こうした動きがいっきに拡大するきっかけとなったのは17日に行われた港浩一社長による会見が「失敗」とみなされたからに他ならない。
被害女性のプライベートや二次被害防止を優先することは重要で、それを理由に話せないことが多かったのは理解できる。だが、それを「逃げている」「隠している」と感じた視聴者も少なくない。
定例会見を前倒しして行った緊急会見だったため準備が足りなかったのかもしれないが、本来この会見では、世の中に出回っている臆測や伝聞などを否定し、報道に出ているどの部分が事実と異なっているのかを説明すべきではなかったのか。
トラブルを把握してから一年半も経っていたにもかかわらず、調査は不十分で、結果、多くの視聴者がフジテレビに対し、さらに疑念を抱くことになってしまった。果たして広告主が相次いで出稿差し止めの判断をした。

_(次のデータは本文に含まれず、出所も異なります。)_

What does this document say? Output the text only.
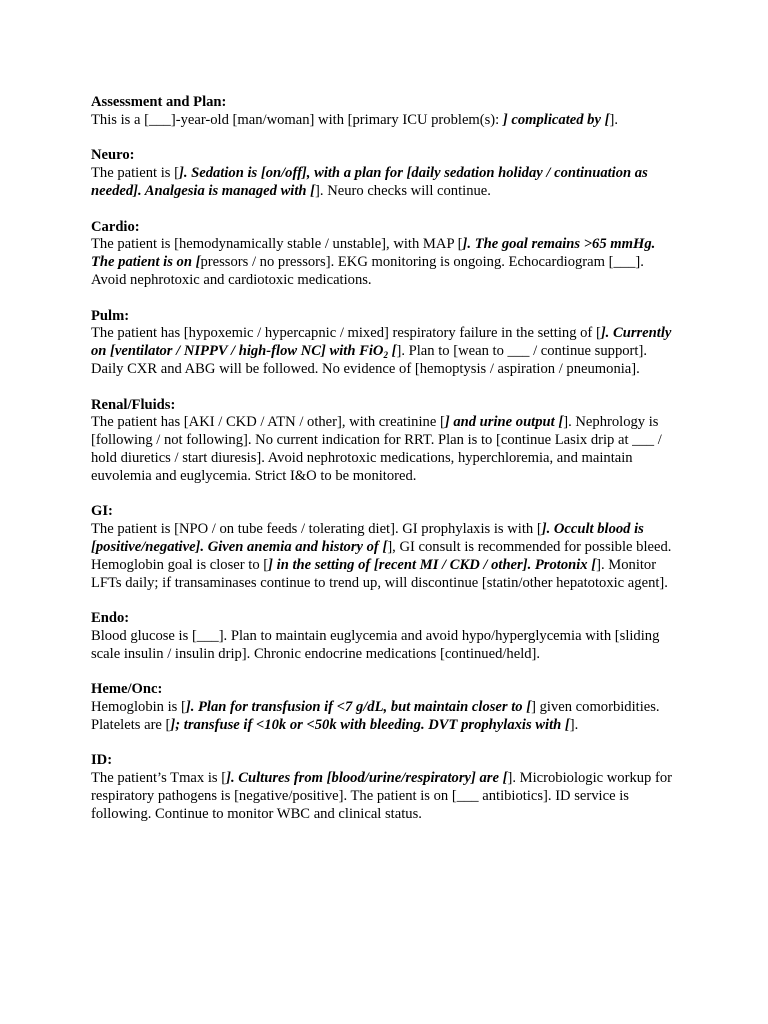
Assessment and Plan:
This is a [___]-year-old [man/woman] with [primary ICU problem(s): ] complicated by [].
Neuro:
The patient is []. Sedation is [on/off], with a plan for [daily sedation holiday / continuation as needed]. Analgesia is managed with []. Neuro checks will continue.
Cardio:
The patient is [hemodynamically stable / unstable], with MAP []. The goal remains >65 mmHg. The patient is on [pressors / no pressors]. EKG monitoring is ongoing. Echocardiogram [___]. Avoid nephrotoxic and cardiotoxic medications.
Pulm:
The patient has [hypoxemic / hypercapnic / mixed] respiratory failure in the setting of []. Currently on [ventilator / NIPPV / high-flow NC] with FiO$_2$ []. Plan to [wean to ___ / continue support]. Daily CXR and ABG will be followed. No evidence of [hemoptysis / aspiration / pneumonia].
Renal/Fluids:
The patient has [AKI / CKD / ATN / other], with creatinine [] and urine output []. Nephrology is [following / not following]. No current indication for RRT. Plan is to [continue Lasix drip at ___ / hold diuretics / start diuresis]. Avoid nephrotoxic medications, hyperchloremia, and maintain euvolemia and euglycemia. Strict I&O to be monitored.
GI:
The patient is [NPO / on tube feeds / tolerating diet]. GI prophylaxis is with []. Occult blood is [positive/negative]. Given anemia and history of [], GI consult is recommended for possible bleed. Hemoglobin goal is closer to [] in the setting of [recent MI / CKD / other]. Protonix []. Monitor LFTs daily; if transaminases continue to trend up, will discontinue [statin/other hepatotoxic agent].
Endo:
Blood glucose is [___]. Plan to maintain euglycemia and avoid hypo/hyperglycemia with [sliding scale insulin / insulin drip]. Chronic endocrine medications [continued/held].
Heme/Onc:
Hemoglobin is []. Plan for transfusion if <7 g/dL, but maintain closer to [] given comorbidities. Platelets are []; transfuse if <10k or <50k with bleeding. DVT prophylaxis with [].
ID:
The patient’s Tmax is []. Cultures from [blood/urine/respiratory] are []. Microbiologic workup for respiratory pathogens is [negative/positive]. The patient is on [___ antibiotics]. ID service is following. Continue to monitor WBC and clinical status.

制作現場も混乱しているだろうが、営業局はもっと混乱しているだろう。他局で流れているCMを見ればわかるように、年明けは新たなキャラクターが起用されたり、新作が多数オンエアされたりするのが時期だ。それがフジテレビでは流れないのだからCMに出演しているタレントも困惑しているに違いない。
言うまでもなく民放の番組とCMの関係は密接で、CMタイムにはレギュラー出演者やドラマのメインキャストがキャラクターを務めるCMが何本も入るものだ。過去、フジテレビではドラマの内容とリンクさせ、キャストが商品やサービスを訴求するコラボCMもよく企画された。フジテレビらしさもある楽しいオリジナルCMもあったというのに、これらもCM差し止めにより、その多くが見られなくなってしまった。
フジテレビには系列会社と共に運営している「フジサンケイグループ広告大賞」というCMコンテストがある。同賞はクリエイターやコピーライターではなく広告主に贈られるものだ。贈賞式も華やかで、同局と広告主との関係は極めて良好だと私には見えていた。
それも崩れてしまいかねない今回の事態。フジテレビの対応が急がれる。